Avant dernier tome de la saga en français, la saga américaine ne comprenant que trois tomes,
ombres et flammes faisant partie du
dernier,
Ship of destiny, tout comme le précédent volume,
le Seigneur des Trois règnes, cet épisode, qui voit pourtant
nombre de situations évoluer, voir s'éclairer (le rapport entre Kennit et les vivenefs est ainsi expliqué), peine à faire
avancer l'histoire vers sa conclusion, pourtant proche. Il faut dire que ce découpage en 9 tomes pour la version française a quelque
chose d'assez dérangeant pour le lecteur, qui passe visiblement pour une vache à lait. Ajoutons à cela une lecture morcelée,
induite par la sortie espacée des différents volumes, et donc une difficulté naturelle pour s'impliquer dans l'histoire, sans
parler d'une sortie dans le désordre des sagas (
les aventuriers de la mer est la seconde partie du gigantesque cycle des dragons de
Robin Hobb, et non pas le dernier), fait au final que cette saga n'est pas vraiment mise en
valeur par le monde de l'Edition française.

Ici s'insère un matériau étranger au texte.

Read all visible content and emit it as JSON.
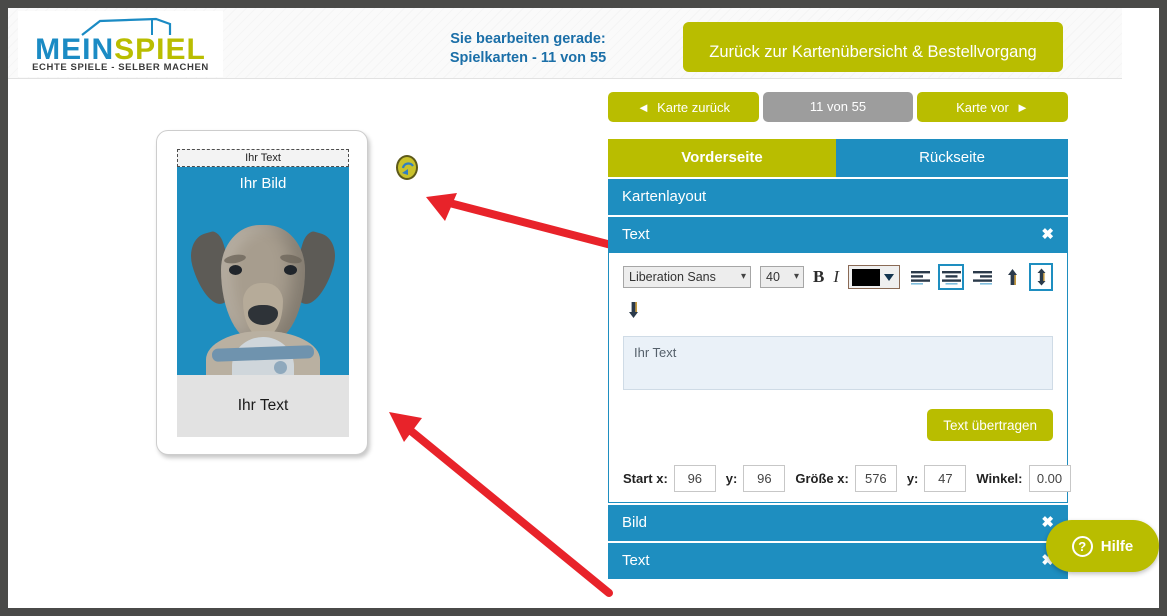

Surtout que ce cycle est de loin le plus ambitieux de l'auteur, car il explique nombre de choses du premier cycle,
L'assassin royal, au travers de
nombreuses découvertes remettant en cause la compréhension du monde que pouvait avoir le lecteur. Pour arriver à cela,
l'auteur a du multiplier les personnages de point de vue, afin de bien nous faire comprendre l'ensemble de son monde, y compris des personnages non
humaines, comme le dragon Tintaglia. Cela a malheureusement comme conséquence de faire prendre trop de recul au lecteur vis à vis des
nombreux héros (au contraire de la saga de Fitz où l'on ne suit que les aventures du bâtard royal, d'ailleurs racontés à la
première personne), et donc de peu se sentir impliqué par les événements. Ceux-ci sont d'ailleurs bien plus globaux que ceux
de la saga de Fitz Chevalerie, et beaucoup plus proche de la pure fantasy, l'attachement à un monde réaliste étant l'une des grandes
forces de la première saga de l'auteur (et ce malgré les nombreuses présences tout au long de la saga de magie et de créatures
de légendes). Perdant de vue pendant de longues pages les héros, il est parfois difficile de se replonger dans leurs aventures, l'auteur
aurait du se limiter en nombre de personnages. Peut-être un ou deux aurait été suffisant. Il avait été reproché
exactement la même chose à
J.R.R. Tolkien avec son chef d'oeuvre,
Le seigneur des anneaux, qui accumulait les personnages, et les perdait souvent
de vue pendant plusieurs centaines de pages. Cependant, chez
Tolkien, cela fonctionnait.
Visiblement, ce n'est pas le cas chez
Robin Hobb. Peut-être le rythme d'un roman (de plus
de 800 pages) par an était trop soutenu pour réussir à peaufiner son cycle. Les personnages sont au final un petit peu trop
stéréotypés, et manquent de profondeur. Il faut dire que l'auteur a au final peu de temps à consacrer à chaque
personnage.
Visiblement,
Robin Hobb est plus à l'aise avec les aventures intimistes qu'avec les
grandes sagas bouleversant les équilibres du monde. Monde pourtant bien pensé, et beaucoup plus complexe qu'il n'y parait. Elle arrive
cependant à proposer au lecteur une relecture très intéressante du mythe du dragon.
Tout comme dans la saga de
l'assassin royal, ou bien encore dans
le dieu dans l'ombre,
l'auteur met en avant le manque d'intérêt de l'homme pour la nature, avec des héros luttant pour rééquilibrer les forces. Fitz en est
un exemple flagrant. Reyn aussi, faisant le choix de faire revenir les dragons sur terre, au risque de réduire l'humanité à
l'esclavage, ou en tout cas à diminuer très fortement la puissance de sa propre race. Le Fou/Ambre, fait de même, et ce au travers des
trois cycles de l'auteur (
l'assassin royal,
les aventuriers de la mer, et
le Second Cycle de l'Assassin royal). L'homme et l'animal
doivent vivre en symbiose pour avoir un avenir.
Rien que pour entendre ce message, le
cycle des aventuriers de la mer doit être lu.